Upon reviewing our meta-analysis, I confirm that outcomes such as radiological progression, conversion to total hip arthroplasty (THA), and clinical failure were pooled at the hip level, as this was the unit of analysis explicitly reported in the primary studies (e.g., total hips analyzed: 127 at 12 months for progression in section 3.5). Several included studies, such as Sun et al. (2024), Ulusoy et al. (2023), and Zhao et al. (2012), focused on hips without providing detailed breakdowns of patient numbers or bilateral involvement, reflecting the common practice in osteonecrosis of the femoral head research where the hip is the primary unit of interest due to disease asymmetry and treatment localization. I did not have access to individual patient data from these studies, which would be required to perform clustering adjustments (e.g., via generalized linear mixed models accounting for patient-level random effects) or sensitivity analyses at the patient level. Attempts to adjust effective sample sizes retrospectively (e.g., by estimating bilateral prevalence and applying design effects) were not feasible without IPD, as assumptions about clustering coefficients could introduce additional bias.
I justify the use of hip-level analysis as follows: In meta-analyses of orthopedic conditions like ONFH, where bilateral involvement is prevalent but often low (typically 20–50% in early stages, with even lower rates of symmetric progression), hip-level pooling is a standard and accepted approach when IPD is unavailable, provided the primary studies report outcomes this way and bilateral cases are balanced across arms.

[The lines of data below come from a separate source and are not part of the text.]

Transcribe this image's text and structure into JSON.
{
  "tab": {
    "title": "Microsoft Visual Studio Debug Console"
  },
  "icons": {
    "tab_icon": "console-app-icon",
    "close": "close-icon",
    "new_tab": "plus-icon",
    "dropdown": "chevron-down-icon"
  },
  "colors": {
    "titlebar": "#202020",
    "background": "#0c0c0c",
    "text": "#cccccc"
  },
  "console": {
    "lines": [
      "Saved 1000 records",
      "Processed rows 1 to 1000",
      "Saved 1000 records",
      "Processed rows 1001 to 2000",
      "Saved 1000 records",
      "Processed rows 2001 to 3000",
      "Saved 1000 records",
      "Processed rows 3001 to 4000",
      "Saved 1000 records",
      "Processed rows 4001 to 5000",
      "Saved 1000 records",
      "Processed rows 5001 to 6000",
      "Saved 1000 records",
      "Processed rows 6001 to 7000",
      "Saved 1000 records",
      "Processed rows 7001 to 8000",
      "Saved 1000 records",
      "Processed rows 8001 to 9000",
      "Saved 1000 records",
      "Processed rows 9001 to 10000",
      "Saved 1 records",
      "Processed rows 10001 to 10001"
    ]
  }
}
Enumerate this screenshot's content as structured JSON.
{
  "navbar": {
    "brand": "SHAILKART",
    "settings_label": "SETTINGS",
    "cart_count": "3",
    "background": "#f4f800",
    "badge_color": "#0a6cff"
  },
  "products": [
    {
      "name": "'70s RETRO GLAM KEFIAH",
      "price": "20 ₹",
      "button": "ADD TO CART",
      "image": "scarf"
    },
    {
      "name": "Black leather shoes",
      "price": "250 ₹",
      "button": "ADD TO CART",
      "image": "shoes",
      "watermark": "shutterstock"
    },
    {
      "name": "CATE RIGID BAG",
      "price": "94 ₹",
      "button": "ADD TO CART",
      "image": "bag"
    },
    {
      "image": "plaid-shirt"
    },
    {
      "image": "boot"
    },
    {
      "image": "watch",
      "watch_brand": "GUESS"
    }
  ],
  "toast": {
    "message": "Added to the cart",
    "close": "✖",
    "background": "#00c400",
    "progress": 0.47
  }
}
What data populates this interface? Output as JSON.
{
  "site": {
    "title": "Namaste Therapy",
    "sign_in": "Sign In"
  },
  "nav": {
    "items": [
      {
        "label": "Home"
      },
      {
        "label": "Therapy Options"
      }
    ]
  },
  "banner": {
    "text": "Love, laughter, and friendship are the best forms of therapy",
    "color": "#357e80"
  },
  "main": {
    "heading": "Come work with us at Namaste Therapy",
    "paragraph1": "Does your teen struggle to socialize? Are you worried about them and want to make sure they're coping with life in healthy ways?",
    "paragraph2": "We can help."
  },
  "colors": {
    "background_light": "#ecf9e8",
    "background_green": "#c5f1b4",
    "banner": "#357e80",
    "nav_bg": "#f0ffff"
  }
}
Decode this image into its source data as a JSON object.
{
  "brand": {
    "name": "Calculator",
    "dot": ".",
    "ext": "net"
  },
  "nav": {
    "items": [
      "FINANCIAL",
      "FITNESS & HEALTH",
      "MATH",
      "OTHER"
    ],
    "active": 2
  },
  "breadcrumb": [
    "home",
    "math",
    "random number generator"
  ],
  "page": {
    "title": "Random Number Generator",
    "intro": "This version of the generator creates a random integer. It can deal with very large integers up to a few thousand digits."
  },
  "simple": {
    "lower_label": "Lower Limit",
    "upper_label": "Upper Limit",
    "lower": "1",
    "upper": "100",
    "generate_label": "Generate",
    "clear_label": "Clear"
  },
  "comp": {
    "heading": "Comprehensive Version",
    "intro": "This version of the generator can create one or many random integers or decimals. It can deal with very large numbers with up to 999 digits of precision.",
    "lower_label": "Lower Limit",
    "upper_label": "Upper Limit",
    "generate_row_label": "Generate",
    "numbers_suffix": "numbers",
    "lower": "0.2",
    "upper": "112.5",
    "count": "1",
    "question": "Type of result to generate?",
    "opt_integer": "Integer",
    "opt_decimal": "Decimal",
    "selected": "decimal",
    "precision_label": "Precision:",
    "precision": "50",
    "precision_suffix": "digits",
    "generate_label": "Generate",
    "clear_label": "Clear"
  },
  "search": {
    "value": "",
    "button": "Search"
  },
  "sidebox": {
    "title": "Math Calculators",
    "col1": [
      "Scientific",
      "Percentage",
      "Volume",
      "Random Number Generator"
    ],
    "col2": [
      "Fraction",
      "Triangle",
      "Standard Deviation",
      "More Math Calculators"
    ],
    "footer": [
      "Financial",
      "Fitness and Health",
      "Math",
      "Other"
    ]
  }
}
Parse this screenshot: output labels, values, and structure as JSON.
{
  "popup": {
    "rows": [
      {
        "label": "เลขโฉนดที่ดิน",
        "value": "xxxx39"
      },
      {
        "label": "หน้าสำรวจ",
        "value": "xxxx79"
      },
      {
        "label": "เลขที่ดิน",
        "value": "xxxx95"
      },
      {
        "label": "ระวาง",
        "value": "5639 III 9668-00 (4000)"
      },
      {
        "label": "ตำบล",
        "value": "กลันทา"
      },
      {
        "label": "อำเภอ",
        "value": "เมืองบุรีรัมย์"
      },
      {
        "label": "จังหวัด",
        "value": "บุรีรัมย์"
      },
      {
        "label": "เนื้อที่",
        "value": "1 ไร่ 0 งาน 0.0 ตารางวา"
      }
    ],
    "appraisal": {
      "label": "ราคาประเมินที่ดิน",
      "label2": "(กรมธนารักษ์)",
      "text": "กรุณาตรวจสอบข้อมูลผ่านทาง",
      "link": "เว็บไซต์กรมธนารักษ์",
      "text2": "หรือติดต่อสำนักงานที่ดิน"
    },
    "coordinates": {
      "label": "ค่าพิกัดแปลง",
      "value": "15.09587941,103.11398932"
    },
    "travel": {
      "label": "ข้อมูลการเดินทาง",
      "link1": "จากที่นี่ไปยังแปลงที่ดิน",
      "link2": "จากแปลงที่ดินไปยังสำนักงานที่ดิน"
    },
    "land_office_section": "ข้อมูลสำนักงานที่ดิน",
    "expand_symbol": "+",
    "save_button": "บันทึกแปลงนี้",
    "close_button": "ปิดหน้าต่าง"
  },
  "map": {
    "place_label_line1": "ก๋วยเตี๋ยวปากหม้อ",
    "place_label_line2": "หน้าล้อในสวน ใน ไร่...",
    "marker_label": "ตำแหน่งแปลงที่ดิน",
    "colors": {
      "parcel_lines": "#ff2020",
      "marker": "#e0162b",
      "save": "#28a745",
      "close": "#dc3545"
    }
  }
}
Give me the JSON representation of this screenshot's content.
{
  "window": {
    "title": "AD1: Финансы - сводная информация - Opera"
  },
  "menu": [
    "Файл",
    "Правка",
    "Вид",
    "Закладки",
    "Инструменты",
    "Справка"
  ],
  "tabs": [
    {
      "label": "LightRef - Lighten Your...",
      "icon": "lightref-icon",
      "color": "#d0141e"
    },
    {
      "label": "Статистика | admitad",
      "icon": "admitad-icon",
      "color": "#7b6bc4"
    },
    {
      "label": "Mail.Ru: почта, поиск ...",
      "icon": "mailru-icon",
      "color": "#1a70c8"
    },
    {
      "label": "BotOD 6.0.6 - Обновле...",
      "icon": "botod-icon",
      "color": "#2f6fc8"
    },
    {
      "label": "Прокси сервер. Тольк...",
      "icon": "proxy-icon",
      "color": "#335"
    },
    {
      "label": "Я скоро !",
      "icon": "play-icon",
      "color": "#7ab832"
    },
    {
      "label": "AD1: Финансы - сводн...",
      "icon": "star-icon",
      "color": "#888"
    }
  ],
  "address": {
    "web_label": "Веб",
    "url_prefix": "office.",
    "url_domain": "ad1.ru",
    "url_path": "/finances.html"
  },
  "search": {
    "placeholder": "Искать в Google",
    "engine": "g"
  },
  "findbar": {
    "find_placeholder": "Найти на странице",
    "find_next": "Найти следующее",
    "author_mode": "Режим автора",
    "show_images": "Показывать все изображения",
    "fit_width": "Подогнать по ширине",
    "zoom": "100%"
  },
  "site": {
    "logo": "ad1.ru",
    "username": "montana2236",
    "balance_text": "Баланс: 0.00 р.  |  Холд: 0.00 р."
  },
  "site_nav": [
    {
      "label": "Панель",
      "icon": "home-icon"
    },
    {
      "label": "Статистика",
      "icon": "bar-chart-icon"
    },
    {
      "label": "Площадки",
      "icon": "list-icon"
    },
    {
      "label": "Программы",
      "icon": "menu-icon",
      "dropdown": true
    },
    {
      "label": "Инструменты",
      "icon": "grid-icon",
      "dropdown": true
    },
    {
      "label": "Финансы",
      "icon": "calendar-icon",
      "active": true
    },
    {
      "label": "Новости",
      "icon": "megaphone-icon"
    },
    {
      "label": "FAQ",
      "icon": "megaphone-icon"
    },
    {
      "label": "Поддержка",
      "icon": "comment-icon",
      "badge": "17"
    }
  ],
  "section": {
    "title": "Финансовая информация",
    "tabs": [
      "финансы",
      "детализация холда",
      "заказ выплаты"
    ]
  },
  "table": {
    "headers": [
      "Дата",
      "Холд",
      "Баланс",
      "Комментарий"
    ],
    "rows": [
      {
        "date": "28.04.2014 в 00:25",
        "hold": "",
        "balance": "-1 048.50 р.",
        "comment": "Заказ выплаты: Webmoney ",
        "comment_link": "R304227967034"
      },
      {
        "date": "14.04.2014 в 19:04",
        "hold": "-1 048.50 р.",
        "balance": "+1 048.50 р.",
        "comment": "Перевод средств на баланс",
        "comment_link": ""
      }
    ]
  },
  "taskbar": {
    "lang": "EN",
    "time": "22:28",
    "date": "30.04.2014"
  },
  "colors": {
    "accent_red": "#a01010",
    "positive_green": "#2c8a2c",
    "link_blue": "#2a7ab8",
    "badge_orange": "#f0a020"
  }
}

This method prioritizes the clinical relevance of hip-specific outcomes (e.g., progression or failure per affected joint) and avoids discarding valuable data, while the potential bias from clustering is generally minimal if the intraclass correlation is low or bilateral cases are infrequent. Empirical evidence from similar meta-analyses supports this, demonstrating negligible impact on conclusions when bilateral proportions are comparable between groups. To address this transparently in the revised manuscript, I propose the following additions: In Discussion (Limitations section): "A further limitation is the reliance on hip-level rather than patient-level data, which may introduce clustering bias in patients with bilateral ONFH, potentially underestimating variance and leading to overly precise estimates. Although bilateral involvement is common in ONFH (affecting 20–50% of cases), its prevalence in early-stage disease is typically low and balanced across study arms, minimizing substantial bias. Nonetheless, access to individual patient data in future meta-analyses would enable clustered analyses to refine precision. This issue is inherent to aggregated data syntheses and does not appear to have altered our overall conclusions, as sensitivity analyses showed consistent results."
Group definitions (biologic vs structural)
Definition consistency. The “biological augmentation” group largely reflects regenerative strategies (PRP/BMAC/MSC), but Sun 2024 also includes oral alendronate (CD+AL)—a pharmacologic intervention. Predefine whether drug therapy is included alongside cell/growth‑factor augmentation and consider separate subgroups (regenerative vs pharmacologic).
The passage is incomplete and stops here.